そのため、個別株などを運用するノウハウを持ち合わせてない場合や、時間の確保ができず銘柄選定などが難しい方が、投資信託を通じてプロに運用をお任せする投資商品となります。確定拠出年金(iDeCo)では、これまで投資に馴染みがなかった方でも、老後資金を確実に運用できる環境として金融機関が選定した投資信託を用いて運用できる仕組みとなっています。
投資信託についての詳細は以下の記事で詳しく解説していますので合わせてご覧ください。
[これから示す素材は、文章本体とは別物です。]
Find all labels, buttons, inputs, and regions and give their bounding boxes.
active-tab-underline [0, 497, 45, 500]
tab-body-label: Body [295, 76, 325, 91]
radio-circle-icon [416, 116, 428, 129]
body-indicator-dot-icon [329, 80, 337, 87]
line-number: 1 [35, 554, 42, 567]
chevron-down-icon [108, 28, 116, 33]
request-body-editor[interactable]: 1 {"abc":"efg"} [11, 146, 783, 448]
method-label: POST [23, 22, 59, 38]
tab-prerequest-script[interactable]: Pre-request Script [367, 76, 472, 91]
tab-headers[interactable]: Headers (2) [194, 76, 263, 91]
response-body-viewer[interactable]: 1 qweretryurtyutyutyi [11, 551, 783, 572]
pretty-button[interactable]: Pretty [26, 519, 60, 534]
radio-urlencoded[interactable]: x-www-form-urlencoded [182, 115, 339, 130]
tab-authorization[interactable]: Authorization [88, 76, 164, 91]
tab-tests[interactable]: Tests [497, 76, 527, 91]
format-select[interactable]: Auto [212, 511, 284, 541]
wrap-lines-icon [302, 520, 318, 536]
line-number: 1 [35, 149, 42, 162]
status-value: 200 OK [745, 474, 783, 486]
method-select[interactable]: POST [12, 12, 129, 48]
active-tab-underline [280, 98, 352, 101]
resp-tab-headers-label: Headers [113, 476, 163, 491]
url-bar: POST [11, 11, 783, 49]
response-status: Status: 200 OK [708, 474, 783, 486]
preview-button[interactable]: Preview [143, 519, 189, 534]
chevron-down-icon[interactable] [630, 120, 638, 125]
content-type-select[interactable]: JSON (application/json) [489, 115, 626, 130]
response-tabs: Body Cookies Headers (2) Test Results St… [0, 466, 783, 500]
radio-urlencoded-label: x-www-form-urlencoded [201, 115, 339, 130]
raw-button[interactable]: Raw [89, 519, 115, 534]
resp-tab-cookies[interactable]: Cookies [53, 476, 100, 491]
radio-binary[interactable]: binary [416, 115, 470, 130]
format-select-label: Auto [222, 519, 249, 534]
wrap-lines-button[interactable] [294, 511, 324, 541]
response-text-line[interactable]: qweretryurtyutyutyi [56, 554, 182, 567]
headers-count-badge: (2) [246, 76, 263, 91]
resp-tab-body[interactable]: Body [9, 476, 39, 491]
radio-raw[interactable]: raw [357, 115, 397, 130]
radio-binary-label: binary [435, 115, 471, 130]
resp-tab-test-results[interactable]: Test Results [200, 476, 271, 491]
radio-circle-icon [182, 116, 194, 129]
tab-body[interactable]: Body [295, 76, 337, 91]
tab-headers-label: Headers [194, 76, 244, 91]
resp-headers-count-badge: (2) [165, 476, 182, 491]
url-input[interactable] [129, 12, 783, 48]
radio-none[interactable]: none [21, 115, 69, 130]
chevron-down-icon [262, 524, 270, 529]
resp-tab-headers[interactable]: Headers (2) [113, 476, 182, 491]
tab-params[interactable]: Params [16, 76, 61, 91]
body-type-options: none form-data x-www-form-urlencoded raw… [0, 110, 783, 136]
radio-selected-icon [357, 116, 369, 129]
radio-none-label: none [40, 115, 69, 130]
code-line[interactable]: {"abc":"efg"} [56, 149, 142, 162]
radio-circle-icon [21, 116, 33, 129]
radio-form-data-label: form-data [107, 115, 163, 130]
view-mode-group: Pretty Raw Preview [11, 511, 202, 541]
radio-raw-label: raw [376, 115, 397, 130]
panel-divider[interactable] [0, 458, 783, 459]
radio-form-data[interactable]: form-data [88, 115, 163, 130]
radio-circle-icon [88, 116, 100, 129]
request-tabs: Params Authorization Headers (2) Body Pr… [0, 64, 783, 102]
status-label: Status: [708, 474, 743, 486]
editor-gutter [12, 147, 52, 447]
SBI証券の個人型確定拠出年金(iDeCo)サービスを詳しく見る
運用する投資信託の概要を確認するには目論見書を確認する
確定拠出年金(iDeCo)で複数の投資信託のラインナップがある中で、どれを選んでよいのか分かりづらいという方も多いかと思いますが、まずは、金融機関が選定している投資信託がどのような商品であるかを知るためには、「目論見書(もくろみしょ)」と呼ばれる、投資信託の説明書を読むことから始めます。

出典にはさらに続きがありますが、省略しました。